Quem é, então, a classe média a que este orçamento diz ser dirigido? É a classe média estatística, que sociologicamente é uma classe baixa. Os rendimentos que permitem ter uma vida com o estilo que associamos à classe média, em Portugal, estão no topo da distribuição. E este é o drama do nosso IRS, que não se resolve com cinco, sete ou nove escalões. É um drama do ponto de vista da justiça social, mas também dos efeitos que a progressividade tem num mundo em que o trabalho – e não apenas o capital – adquiriu mobilidade internacional. Em 2020, os números da emigração continuam acima dos de 2010 e, naturalmente, são sobretudo os jovens quem deixa o país. O que contribui para o grave problema demográfico que temos.

Por isso, medidas que fomentem o regresso daqueles que emigraram, a imigração e a natalidade são bem-vindas. Este orçamento inclui algumas, como o alargamento do IRS Jovem ou o prolongamento do programa Regressar. Mas não tenhamos ilusões: não são 50 euros por mês que farão a diferença na decisão de ter um filho. Para isso é mais importante resolver os problemas de instabilidade laboral e de conciliação entre vidas profissional e familiar e dar aos potenciais pais perspectivas de um futuro risonho para os seus filhos.
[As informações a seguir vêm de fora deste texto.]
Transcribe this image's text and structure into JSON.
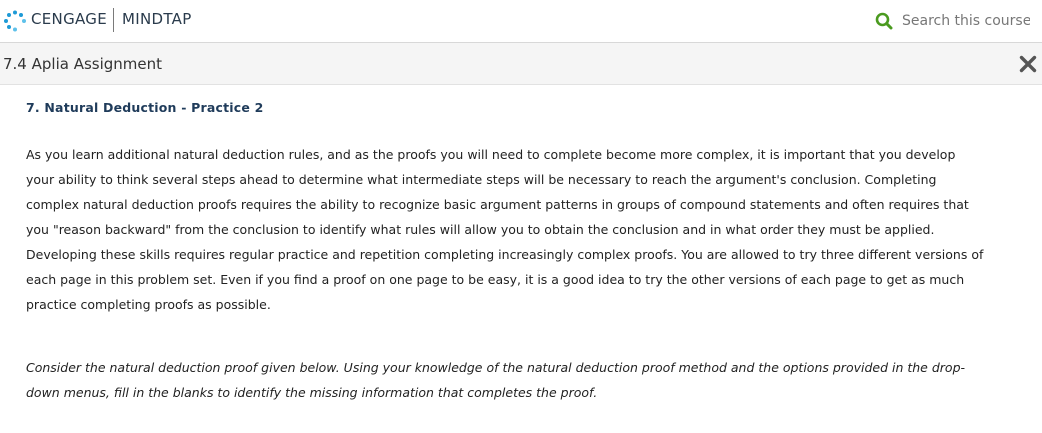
{
  "header": {
    "brand": "CENGAGE",
    "product": "MINDTAP",
    "search_placeholder": "Search this course"
  },
  "assignment": {
    "title": "7.4 Aplia Assignment",
    "close_label": "Close"
  },
  "question": {
    "title": "7. Natural Deduction - Practice 2",
    "intro": "As you learn additional natural deduction rules, and as the proofs you will need to complete become more complex, it is important that you develop your ability to think several steps ahead to determine what intermediate steps will be necessary to reach the argument's conclusion. Completing complex natural deduction proofs requires the ability to recognize basic argument patterns in groups of compound statements and often requires that you \"reason backward\" from the conclusion to identify what rules will allow you to obtain the conclusion and in what order they must be applied. Developing these skills requires regular practice and repetition completing increasingly complex proofs. You are allowed to try three different versions of each page in this problem set. Even if you find a proof on one page to be easy, it is a good idea to try the other versions of each page to get as much practice completing proofs as possible.",
    "instructions": "Consider the natural deduction proof given below. Using your knowledge of the natural deduction proof method and the options provided in the drop-down menus, fill in the blanks to identify the missing information that completes the proof."
  },
  "colors": {
    "brand_blue": "#1e9ad6",
    "search_green": "#4a9a1f",
    "title_navy": "#1f3b5a"
  }
}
Ora, o Orçamento do Estado para 2022 assume-se como um orçamento “que mantém as marcas características dos orçamentos anteriores“. Eu sei que resiliência é uma palavra muito na moda, mas eu não quero um Portugal resiliente, não o quero a recuperar a forma original depois deste choque. Como vimos, a forma do país é há vinte anos a da estagnação. E é de crescimento a sério que Portugal precisa.

Nota: A autora escreve segundo a ortografia anterior ao acordo de 1990.

Disclaimer: As opiniões expressas neste artigo são pessoais e vinculam apenas e somente a sua autora.